More than anything, the premise and characters of Texas Chainsaw Massacre just aren’t believable. One notices this from the depiction of the Texan locals, who are all surly blue-collar types sneering at the fashionable young people. But in Tobe Hooper’s original, the locals are really nice to the gang – even Dayton Sawyer, Leatherface’s pa, who wears a big smile as he tells the movie’s victims to go elsewhere. Instead, this time around, we have the chiseled but haggard dude with a gun in his belt who blasts death metal from his truck even though he looks and acts like a guy who loves Toby Keith.

Even worse is the film’s young quartet and their tribe of gentrifiers. Sure, maybe some Austin influencers would buy a town and auction it off to their fellow hipsters – but they’d be there weeks in advance, meeting with locals and law enforcement. They wouldn’t evict the old lady, they’d buy her out and brag online about how altruistic they were. They’d be all about holistically honoring the town’s legacy, because that shit looks good on paper. If there’s anything millennials are good at, it’s planning, PR, and spin.

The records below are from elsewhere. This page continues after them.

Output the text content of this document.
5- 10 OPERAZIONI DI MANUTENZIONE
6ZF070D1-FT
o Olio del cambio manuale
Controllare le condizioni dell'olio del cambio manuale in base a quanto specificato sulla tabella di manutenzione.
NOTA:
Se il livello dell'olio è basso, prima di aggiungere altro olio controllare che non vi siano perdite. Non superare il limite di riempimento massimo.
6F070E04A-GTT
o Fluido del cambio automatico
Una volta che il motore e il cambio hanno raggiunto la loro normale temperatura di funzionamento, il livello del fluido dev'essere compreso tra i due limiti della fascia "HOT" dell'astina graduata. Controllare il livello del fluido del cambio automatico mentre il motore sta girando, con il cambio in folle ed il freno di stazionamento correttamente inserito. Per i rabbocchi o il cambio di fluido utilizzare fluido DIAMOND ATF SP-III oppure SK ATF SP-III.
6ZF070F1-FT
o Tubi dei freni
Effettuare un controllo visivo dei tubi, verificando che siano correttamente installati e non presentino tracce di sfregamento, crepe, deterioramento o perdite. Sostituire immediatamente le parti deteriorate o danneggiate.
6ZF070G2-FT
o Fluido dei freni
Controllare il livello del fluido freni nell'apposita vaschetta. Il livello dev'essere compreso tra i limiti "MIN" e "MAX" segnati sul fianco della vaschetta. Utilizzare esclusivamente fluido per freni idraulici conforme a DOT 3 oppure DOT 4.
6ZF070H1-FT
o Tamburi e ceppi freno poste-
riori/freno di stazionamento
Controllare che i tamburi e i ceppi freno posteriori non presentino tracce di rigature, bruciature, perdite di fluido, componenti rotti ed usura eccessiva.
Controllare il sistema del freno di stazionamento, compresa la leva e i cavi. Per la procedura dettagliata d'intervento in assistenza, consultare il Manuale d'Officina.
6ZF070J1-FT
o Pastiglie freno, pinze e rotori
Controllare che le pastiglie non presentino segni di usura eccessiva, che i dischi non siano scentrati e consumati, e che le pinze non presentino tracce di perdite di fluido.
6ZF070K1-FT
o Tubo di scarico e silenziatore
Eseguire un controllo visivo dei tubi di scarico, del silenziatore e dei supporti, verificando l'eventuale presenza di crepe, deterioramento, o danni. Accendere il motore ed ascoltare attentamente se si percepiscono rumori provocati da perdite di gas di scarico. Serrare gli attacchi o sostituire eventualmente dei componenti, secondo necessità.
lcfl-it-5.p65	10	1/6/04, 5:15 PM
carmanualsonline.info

But that gets at something more problematic in this movie: these millennials are awful cliches from 10 years ago. When the investors arrive in their party bus, they’re all yuppies with faux-hawks sipping craft cocktails. That shit’s tired, and only really exists in the fantasies of out-of-touch horror fans who picked an era of douchebag to stay angry at forever. In the age of Gen Z, making your slasher’s quarry a bunch of precious brunch chefs feels like a nod to arms-crossed diehards who just want to see Leatherface chop up some Instagram assholes.

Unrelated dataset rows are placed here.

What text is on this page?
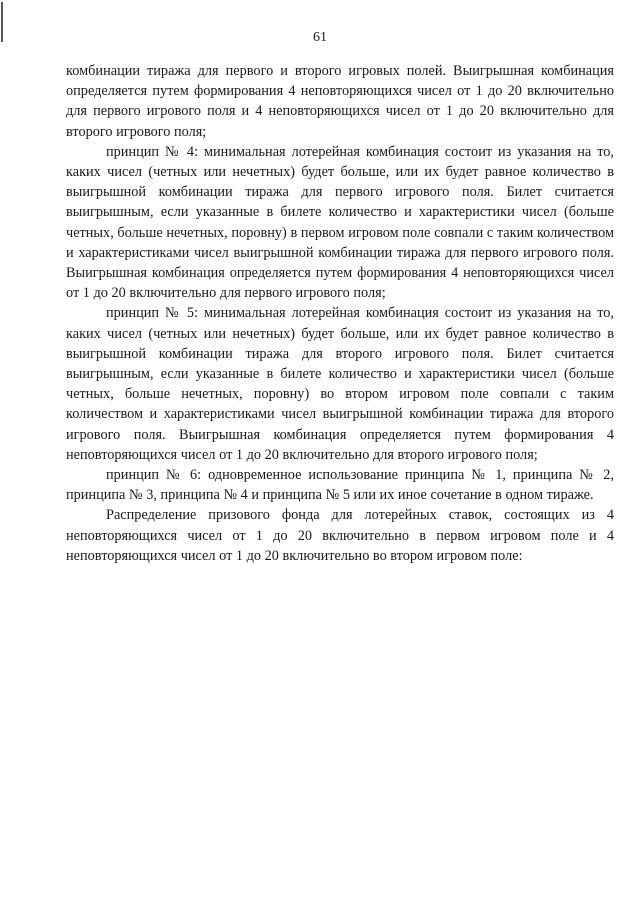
61

комбинации тиража для первого и второго игровых полей. Выигрышная комбинация определяется путем формирования 4 неповторяющихся чисел от 1 до 20 включительно для первого игрового поля и 4 неповторяющихся чисел от 1 до 20 включительно для второго игрового поля;

принцип № 4: минимальная лотерейная комбинация состоит из указания на то, каких чисел (четных или нечетных) будет больше, или их будет равное количество в выигрышной комбинации тиража для первого игрового поля. Билет считается выигрышным, если указанные в билете количество и характеристики чисел (больше четных, больше нечетных, поровну) в первом игровом поле совпали с таким количеством и характеристиками чисел выигрышной комбинации тиража для первого игрового поля. Выигрышная комбинация определяется путем формирования 4 неповторяющихся чисел от 1 до 20 включительно для первого игрового поля;

принцип № 5: минимальная лотерейная комбинация состоит из указания на то, каких чисел (четных или нечетных) будет больше, или их будет равное количество в выигрышной комбинации тиража для второго игрового поля. Билет считается выигрышным, если указанные в билете количество и характеристики чисел (больше четных, больше нечетных, поровну) во втором игровом поле совпали с таким количеством и характеристиками чисел выигрышной комбинации тиража для второго игрового поля. Выигрышная комбинация определяется путем формирования 4 неповторяющихся чисел от 1 до 20 включительно для второго игрового поля;

принцип № 6: одновременное использование принципа № 1, принципа № 2, принципа № 3, принципа № 4 и принципа № 5 или их иное сочетание в одном тираже.

Распределение призового фонда для лотерейных ставок, состоящих из 4 неповторяющихся чисел от 1 до 20 включительно в первом игровом поле и 4 неповторяющихся чисел от 1 до 20 включительно во втором игровом поле:
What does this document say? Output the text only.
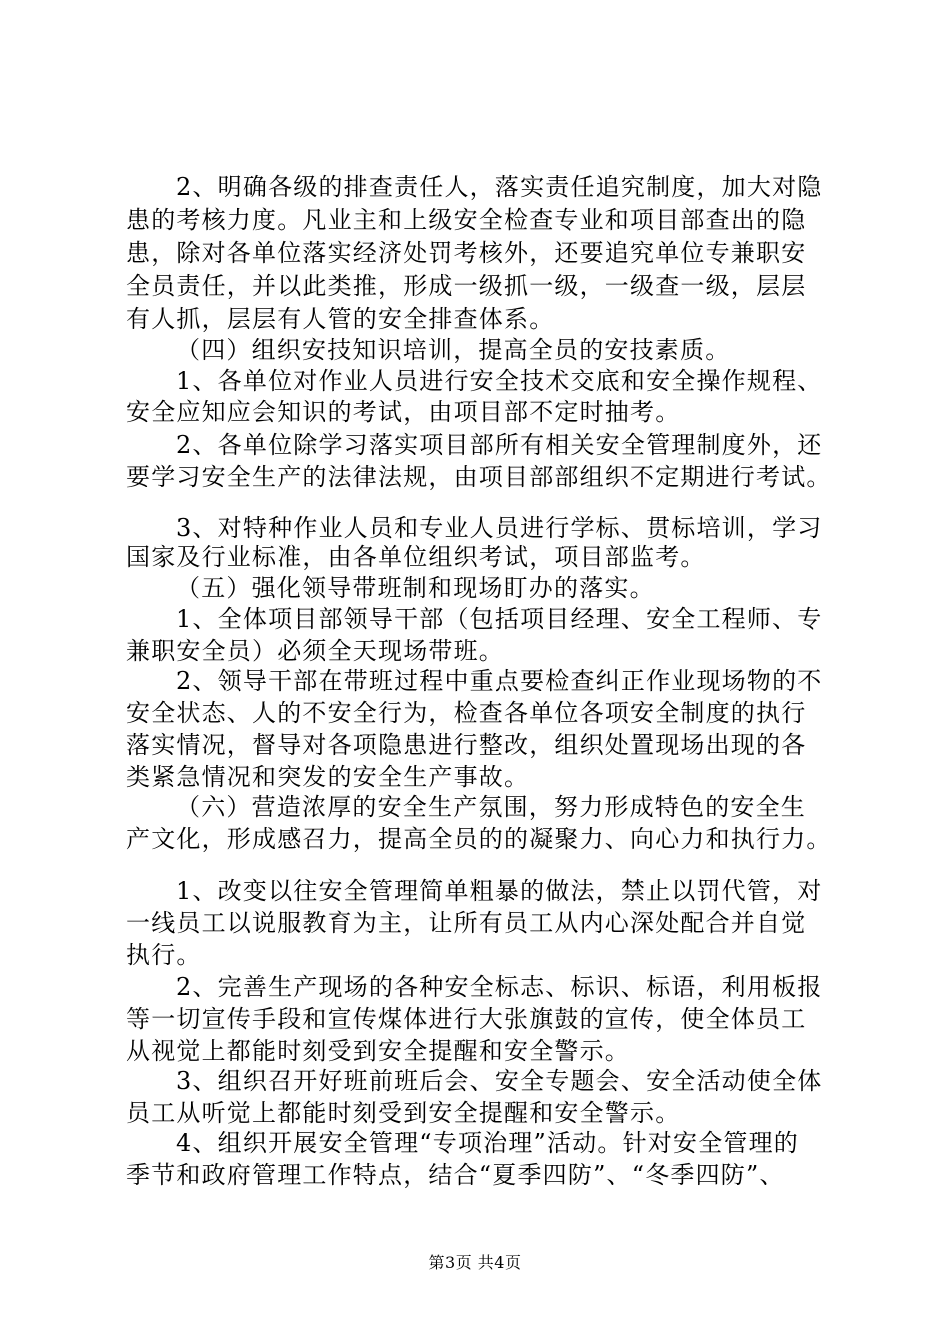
2、明确各级的排查责任人，落实责任追究制度，加大对隐
患的考核力度。凡业主和上级安全检查专业和项目部查出的隐
患，除对各单位落实经济处罚考核外，还要追究单位专兼职安
全员责任，并以此类推，形成一级抓一级，一级查一级，层层
有人抓，层层有人管的安全排查体系。
（四）组织安技知识培训，提高全员的安技素质。
1、各单位对作业人员进行安全技术交底和安全操作规程、
安全应知应会知识的考试，由项目部不定时抽考。
2、各单位除学习落实项目部所有相关安全管理制度外，还
要学习安全生产的法律法规，由项目部部组织不定期进行考试。
3、对特种作业人员和专业人员进行学标、贯标培训，学习
国家及行业标准，由各单位组织考试，项目部监考。
（五）强化领导带班制和现场盯办的落实。
1、全体项目部领导干部（包括项目经理、安全工程师、专
兼职安全员）必须全天现场带班。
2、领导干部在带班过程中重点要检查纠正作业现场物的不
安全状态、人的不安全行为，检查各单位各项安全制度的执行
落实情况，督导对各项隐患进行整改，组织处置现场出现的各
类紧急情况和突发的安全生产事故。
（六）营造浓厚的安全生产氛围，努力形成特色的安全生
产文化，形成感召力，提高全员的的凝聚力、向心力和执行力。
1、改变以往安全管理简单粗暴的做法，禁止以罚代管，对
一线员工以说服教育为主，让所有员工从内心深处配合并自觉
执行。
2、完善生产现场的各种安全标志、标识、标语，利用板报
等一切宣传手段和宣传煤体进行大张旗鼓的宣传，使全体员工
从视觉上都能时刻受到安全提醒和安全警示。
3、组织召开好班前班后会、安全专题会、安全活动使全体
员工从听觉上都能时刻受到安全提醒和安全警示。
4、组织开展安全管理“专项治理”活动。针对安全管理的
季节和政府管理工作特点，结合“夏季四防”、“冬季四防”、
第3页 共4页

But even those traditional horror fans will be let down by the depiction of Leatherface herein. The filmmakers, no doubt desperate to cash in on the success of 2018’s Halloween reboot, do their damnedest to make Leatherface an immortal force of slaughter…but that’s not what made that character cool or scary. Leatherface isn’t dastardly or driven, he’s debilitatingly crazy. He’s a gibbering child who knows only pain, meat and family. Trying to bring Sally Hardesty in as some rakish badass to make this a saga does an inherent disservice to the original film’s stark, chaotic insanity (also, a nitpicky note, but when we meet Sally, she’s gutting a pig – after her experience, wouldn’t she be a hardcore vegan? That would’ve shown some thought and character development).

Finally, the gore just blows. None of the kills are cathartic, and the sheer amount of splatter feels unnecessary with how little menace Leatherface exudes. None of the victims are agonized or in pain, they all just gurgle and die; when Leatherface cuts a girl’s stomach open with a knife, you wait for her to writhe in agony, but nope, slumped head, game over. If anything, the amount of blood shed on screen in this film reminds one of how little gore there is in the 1974 original. There didn’t need to be gore, with all the dread and madness it had going for it.

After you first saw Tobe Hooper’s The Texas Chain Saw Massacre, you couldn’t forget it if you tried. The film is, above all else, memorable. But you’ve forgotten Netflix’s installment in the franchise before it’s even over. While 2018’s Halloween reminded fans that sometimes the old ways are better, Texas Chainsaw Massacre is an unfortunate reminder that trying to play a slasher franchise by the numbers is what made slasher franchises so boring in the first place. If you want to plunge into the guts of a classic, the first thing you need to do is find its heart. This? This is all colon, and accordingly, full of shit.

Texas Chainsaw Massacre is available to stream of Netflix.